Tumour-infiltrating lymphocytes and response to neoadjuvant letrozole in patients with early oestrogen receptor-positive breast cancer: analysis from a nationwide phase II DBCG trial

Abstract
Background The presence of tumour-infiltrating lymphocytes (TILs) is associated with response to neoadjuvant chemotherapy among patients with triple-negative and HER2-positive breast cancer. However, the significance of TILs is less clear in luminal breast cancer. Here, we in postmenopausal patients with primary oestrogen receptor-positive (ER+), HER2 normal, operable breast cancer assessed the importance of inducing TILs during 4 months of letrozole on response in a neoadjuvant phase II study. Methods Participants were postmenopausal women with ER+, HER2 normal operable breast cancer assigned to 4 months of neoadjuvant letrozole. Pretreatment core biopsies and surgical specimens were assessed centrally for the percentage of TILs on haematoxylin and eosin-stained slides according to the International Immuno-Oncology Biomarker Working Group on Breast Cancer guidelines.

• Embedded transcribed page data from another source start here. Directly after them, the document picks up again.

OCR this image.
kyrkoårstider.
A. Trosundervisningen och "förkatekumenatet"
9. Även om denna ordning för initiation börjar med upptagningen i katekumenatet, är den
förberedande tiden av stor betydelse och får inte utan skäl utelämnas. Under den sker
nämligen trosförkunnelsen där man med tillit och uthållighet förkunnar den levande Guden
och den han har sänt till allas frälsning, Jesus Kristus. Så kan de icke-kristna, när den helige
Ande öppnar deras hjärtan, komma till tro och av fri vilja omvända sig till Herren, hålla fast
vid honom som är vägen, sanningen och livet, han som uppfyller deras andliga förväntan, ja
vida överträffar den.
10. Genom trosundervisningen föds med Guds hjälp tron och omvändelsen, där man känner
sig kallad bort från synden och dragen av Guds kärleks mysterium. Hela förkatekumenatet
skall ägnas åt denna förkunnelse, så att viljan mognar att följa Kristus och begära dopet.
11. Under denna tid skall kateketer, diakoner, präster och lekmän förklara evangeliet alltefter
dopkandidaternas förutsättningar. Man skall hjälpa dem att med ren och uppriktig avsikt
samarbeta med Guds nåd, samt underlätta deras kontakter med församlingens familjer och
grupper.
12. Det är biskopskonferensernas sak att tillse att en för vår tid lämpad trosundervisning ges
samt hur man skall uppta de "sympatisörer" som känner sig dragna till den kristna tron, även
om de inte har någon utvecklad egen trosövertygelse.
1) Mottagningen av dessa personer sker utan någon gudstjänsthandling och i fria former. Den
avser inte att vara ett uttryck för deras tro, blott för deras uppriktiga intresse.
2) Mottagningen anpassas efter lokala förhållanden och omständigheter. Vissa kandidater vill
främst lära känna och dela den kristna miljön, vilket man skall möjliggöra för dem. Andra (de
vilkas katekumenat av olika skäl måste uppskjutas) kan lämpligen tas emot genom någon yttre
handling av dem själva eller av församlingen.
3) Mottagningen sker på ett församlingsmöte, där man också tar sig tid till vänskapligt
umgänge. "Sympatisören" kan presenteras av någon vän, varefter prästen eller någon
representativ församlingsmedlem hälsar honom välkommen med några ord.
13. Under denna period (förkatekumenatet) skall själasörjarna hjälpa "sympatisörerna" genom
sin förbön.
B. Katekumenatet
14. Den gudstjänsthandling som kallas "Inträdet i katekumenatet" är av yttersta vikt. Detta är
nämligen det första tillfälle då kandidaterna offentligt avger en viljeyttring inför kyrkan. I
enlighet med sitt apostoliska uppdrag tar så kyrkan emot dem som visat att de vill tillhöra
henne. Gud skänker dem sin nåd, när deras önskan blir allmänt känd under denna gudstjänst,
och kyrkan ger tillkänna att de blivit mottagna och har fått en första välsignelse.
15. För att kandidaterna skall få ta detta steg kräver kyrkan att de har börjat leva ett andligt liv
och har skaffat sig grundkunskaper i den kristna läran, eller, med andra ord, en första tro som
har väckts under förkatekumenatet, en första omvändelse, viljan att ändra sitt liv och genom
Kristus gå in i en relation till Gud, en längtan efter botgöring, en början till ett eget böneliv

Pathological response was assessed by the Residual Cancer Burden (RCB) index and a modified Miller-Payne grading system and was analysed according to change in TILs. Results Tumour specimens were available from 106 of the 112 patients treated per protocol. TIL concentration increased with mean 6.8 percentage point (p < 0.0001) during treatment (range - 39 to 60). An increase in TILs was significantly associated with pathological response with OR = 0.71 (95% CI 0.53-0.96; p = 0.02) per 10% absolute increase for pathological response and correspondingly OR = 0.56 (95% CI 0.40-0.78; p = 0.0007) for lower RCB index per 10% increase. Conclusion Increasing TILs during letrozole was significantly associated with a poor treatment response. An increase in TILs during endocrine therapy might imply immunogenicity, and these patients could be targetable by immunotherapy.